I would suggest to have the IsNodeValid function simply return true. The function is complicated to write and I think it only helps if there are probably 100-1000 or more entities inside the minimum radius. In fact, the function may be too expensive and effectively hamper performance.

I also agree and think your IsNodeValid function is not correct.

First, the last line should use || instead of && (on second thought, it may not really matter). Second, I think it is wrong because it returns true only if the closest point (e.g. closest corner) in the node is larger than radius_min.

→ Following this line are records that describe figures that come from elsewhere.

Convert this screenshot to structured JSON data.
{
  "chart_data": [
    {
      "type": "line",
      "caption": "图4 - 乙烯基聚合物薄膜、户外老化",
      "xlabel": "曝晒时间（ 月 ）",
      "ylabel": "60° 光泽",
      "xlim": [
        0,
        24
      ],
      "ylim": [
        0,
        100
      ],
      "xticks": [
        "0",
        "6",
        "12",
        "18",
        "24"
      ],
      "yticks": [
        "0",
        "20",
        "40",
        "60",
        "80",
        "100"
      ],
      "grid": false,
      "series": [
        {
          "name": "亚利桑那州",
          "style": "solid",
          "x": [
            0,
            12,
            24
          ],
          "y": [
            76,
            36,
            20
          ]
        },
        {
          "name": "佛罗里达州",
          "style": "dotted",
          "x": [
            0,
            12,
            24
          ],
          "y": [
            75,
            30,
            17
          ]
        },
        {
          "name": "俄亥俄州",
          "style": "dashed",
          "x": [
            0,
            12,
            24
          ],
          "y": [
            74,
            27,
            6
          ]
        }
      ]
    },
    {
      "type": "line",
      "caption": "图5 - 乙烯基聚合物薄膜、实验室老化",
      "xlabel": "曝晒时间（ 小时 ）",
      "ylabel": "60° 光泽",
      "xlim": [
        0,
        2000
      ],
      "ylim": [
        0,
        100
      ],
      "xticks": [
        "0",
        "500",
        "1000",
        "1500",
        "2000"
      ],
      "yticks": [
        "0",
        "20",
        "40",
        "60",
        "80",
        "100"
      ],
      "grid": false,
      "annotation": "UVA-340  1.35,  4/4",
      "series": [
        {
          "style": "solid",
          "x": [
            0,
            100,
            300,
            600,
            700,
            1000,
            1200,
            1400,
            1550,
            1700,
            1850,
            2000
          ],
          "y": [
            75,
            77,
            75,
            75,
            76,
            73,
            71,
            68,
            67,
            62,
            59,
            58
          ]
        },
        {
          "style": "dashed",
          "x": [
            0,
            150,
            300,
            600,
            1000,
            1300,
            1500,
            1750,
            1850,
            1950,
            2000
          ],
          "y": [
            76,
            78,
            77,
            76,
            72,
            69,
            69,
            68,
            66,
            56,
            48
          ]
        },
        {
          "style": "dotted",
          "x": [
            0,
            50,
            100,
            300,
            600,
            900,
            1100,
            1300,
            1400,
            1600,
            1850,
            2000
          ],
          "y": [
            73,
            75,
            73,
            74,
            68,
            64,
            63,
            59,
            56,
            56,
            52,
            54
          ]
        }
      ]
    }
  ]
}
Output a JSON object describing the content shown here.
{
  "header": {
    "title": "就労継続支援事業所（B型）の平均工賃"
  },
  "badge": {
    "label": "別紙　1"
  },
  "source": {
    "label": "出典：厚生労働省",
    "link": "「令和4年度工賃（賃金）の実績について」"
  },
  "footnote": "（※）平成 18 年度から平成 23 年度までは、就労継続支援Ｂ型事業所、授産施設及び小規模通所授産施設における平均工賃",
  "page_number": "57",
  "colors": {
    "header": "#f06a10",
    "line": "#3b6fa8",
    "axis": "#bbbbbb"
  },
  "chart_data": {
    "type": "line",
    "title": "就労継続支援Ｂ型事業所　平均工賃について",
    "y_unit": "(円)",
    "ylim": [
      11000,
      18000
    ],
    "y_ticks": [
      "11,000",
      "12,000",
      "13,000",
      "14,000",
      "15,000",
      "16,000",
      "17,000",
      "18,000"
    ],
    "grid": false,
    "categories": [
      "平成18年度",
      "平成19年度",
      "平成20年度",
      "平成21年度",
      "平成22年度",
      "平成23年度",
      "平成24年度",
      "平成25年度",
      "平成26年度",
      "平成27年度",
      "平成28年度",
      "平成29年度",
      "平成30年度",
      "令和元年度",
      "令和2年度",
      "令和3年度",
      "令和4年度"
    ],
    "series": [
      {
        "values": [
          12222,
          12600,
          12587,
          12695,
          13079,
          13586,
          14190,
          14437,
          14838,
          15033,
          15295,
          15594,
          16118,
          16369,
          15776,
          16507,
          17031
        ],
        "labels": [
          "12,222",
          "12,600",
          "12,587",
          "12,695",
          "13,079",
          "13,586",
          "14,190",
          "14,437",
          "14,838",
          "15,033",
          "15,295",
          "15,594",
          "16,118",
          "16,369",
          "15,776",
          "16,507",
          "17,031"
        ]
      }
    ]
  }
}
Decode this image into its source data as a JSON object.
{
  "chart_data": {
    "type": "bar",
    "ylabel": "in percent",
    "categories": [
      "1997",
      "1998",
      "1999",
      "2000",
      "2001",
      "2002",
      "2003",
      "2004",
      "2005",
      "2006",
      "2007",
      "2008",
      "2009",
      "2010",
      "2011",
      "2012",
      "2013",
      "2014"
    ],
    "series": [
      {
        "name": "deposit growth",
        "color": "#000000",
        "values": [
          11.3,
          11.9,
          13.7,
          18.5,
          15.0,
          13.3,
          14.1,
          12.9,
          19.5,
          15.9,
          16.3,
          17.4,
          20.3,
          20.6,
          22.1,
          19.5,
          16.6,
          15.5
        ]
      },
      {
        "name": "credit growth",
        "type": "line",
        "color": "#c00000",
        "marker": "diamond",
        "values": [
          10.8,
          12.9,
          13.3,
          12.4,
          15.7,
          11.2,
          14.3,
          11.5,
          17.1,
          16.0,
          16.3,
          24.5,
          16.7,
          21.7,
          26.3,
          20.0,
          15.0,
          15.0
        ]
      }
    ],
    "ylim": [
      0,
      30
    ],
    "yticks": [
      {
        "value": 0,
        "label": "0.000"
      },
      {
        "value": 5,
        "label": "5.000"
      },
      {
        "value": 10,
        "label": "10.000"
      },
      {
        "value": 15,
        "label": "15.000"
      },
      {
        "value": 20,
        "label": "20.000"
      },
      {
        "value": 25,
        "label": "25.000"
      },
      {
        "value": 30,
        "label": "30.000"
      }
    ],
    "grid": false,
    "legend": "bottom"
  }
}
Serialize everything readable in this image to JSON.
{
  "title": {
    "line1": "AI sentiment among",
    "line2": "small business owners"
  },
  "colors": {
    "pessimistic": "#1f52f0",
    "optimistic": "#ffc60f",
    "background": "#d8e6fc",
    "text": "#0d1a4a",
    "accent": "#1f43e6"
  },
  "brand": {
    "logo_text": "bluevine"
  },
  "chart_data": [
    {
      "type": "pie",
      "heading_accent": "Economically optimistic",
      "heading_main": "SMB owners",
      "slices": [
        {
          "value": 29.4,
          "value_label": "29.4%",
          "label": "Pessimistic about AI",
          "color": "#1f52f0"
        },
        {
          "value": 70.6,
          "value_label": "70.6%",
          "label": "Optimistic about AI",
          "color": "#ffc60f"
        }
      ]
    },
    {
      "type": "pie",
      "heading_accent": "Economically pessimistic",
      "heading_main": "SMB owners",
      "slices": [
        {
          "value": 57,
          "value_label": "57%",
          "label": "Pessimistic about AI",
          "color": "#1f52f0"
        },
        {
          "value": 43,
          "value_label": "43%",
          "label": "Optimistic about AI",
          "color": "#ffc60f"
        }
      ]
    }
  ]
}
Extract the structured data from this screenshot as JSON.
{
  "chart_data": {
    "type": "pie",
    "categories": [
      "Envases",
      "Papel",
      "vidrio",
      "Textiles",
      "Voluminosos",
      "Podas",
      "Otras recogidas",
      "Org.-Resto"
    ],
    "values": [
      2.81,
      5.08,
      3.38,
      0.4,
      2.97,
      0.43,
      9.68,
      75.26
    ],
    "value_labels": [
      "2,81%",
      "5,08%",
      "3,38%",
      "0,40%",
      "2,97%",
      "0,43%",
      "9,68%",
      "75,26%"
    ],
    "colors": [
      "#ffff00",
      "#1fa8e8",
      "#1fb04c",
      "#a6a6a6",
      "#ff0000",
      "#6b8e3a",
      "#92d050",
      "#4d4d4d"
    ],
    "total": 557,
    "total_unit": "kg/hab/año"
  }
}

Instead you should exclude a node only if it's furthest point (e.g. corner) is inside the minimum radius. E.g.

ScalarInternal c = center_internal_[i];
closest_in_bounds[i] = ci < lo ? lo : ci > hi ? hi : ci; // just for comparison, you can use clamp() here
farthest_in_bounds[i] = ci < lo ? hi : ci > hi ? lo : x; // (TODO calculate `x` to equal lo/ho whether lo or hi are further way);

Unfortunately, the above does NOT work because you cannot calculate a distance from the internal representation. Instead you will have to convert lo/hi to external coordinates first.

E.g. something like this:

    bool IsNodeValid(const KeyInternal& prefix, std::uint32_t bits_to_ignore) const {
        // we always want to traverse the root node (bits_to_ignore == 64)

        if (bits_to_ignore >= (detail::MAX_BIT_WIDTH<ScalarInternal> - 1)) {
            return true;
        }

        ScalarInternal node_min_bits = detail::MAX_MASK<ScalarInternal> << bits_to_ignore;
        ScalarInternal node_max_bits = ~node_min_bits;

        KeyInternal lo_in;
        KeyInternal hi_in;
        for (dimension_t i = 0; i < DIM; ++i) {
            // calculate lower and upper bound for dimension for given node
            lo_in[i] = prefix[i] & node_min_bits;
            hi_in[i] = prefix[i] | node_max_bits;
        }

        KeyExternal lo_ex = converter_.get().post(lo_in);
        KeyExternal hi_ex = converter_.get().post(hi_in);
        KeyExternal closest_point;
        KeyExternal farthest_point;
        for (dimension_t i = 0; i < DIM; ++i) {
            // choose value closest to center for each dimension
            ScalarExternal lo = lo_ex[i];
            ScalarExternal hi = hi_ex[i];
            ScalarExternal ci = center_external_[i];
            closest_point[i] = ci < lo ? lo : ci > hi ? hi : ci; // just for comparison, you still can use clamp() here
            farthest_point[i] = ci > (hi - lo)/2 ? lo : hi; // farthest axis aligned distance to either lo or hi
        }

        auto dist_min = distance_function_(center_external_, closest_point);
        auto dist_max = distance_function_(center_external_, farthest_point);
        return dist_min <= radius_max_ || dist_max >= radius_min_;
    }

Disclaimer, I did not test this code, so please take it with a grain of salt :-)

rockingdice commented 1 year ago

@tzaeschke wow! Thanks for your explanation. I'll try it later, for now, I'll just close this issue because I have no further questions. Great work on this library my friend!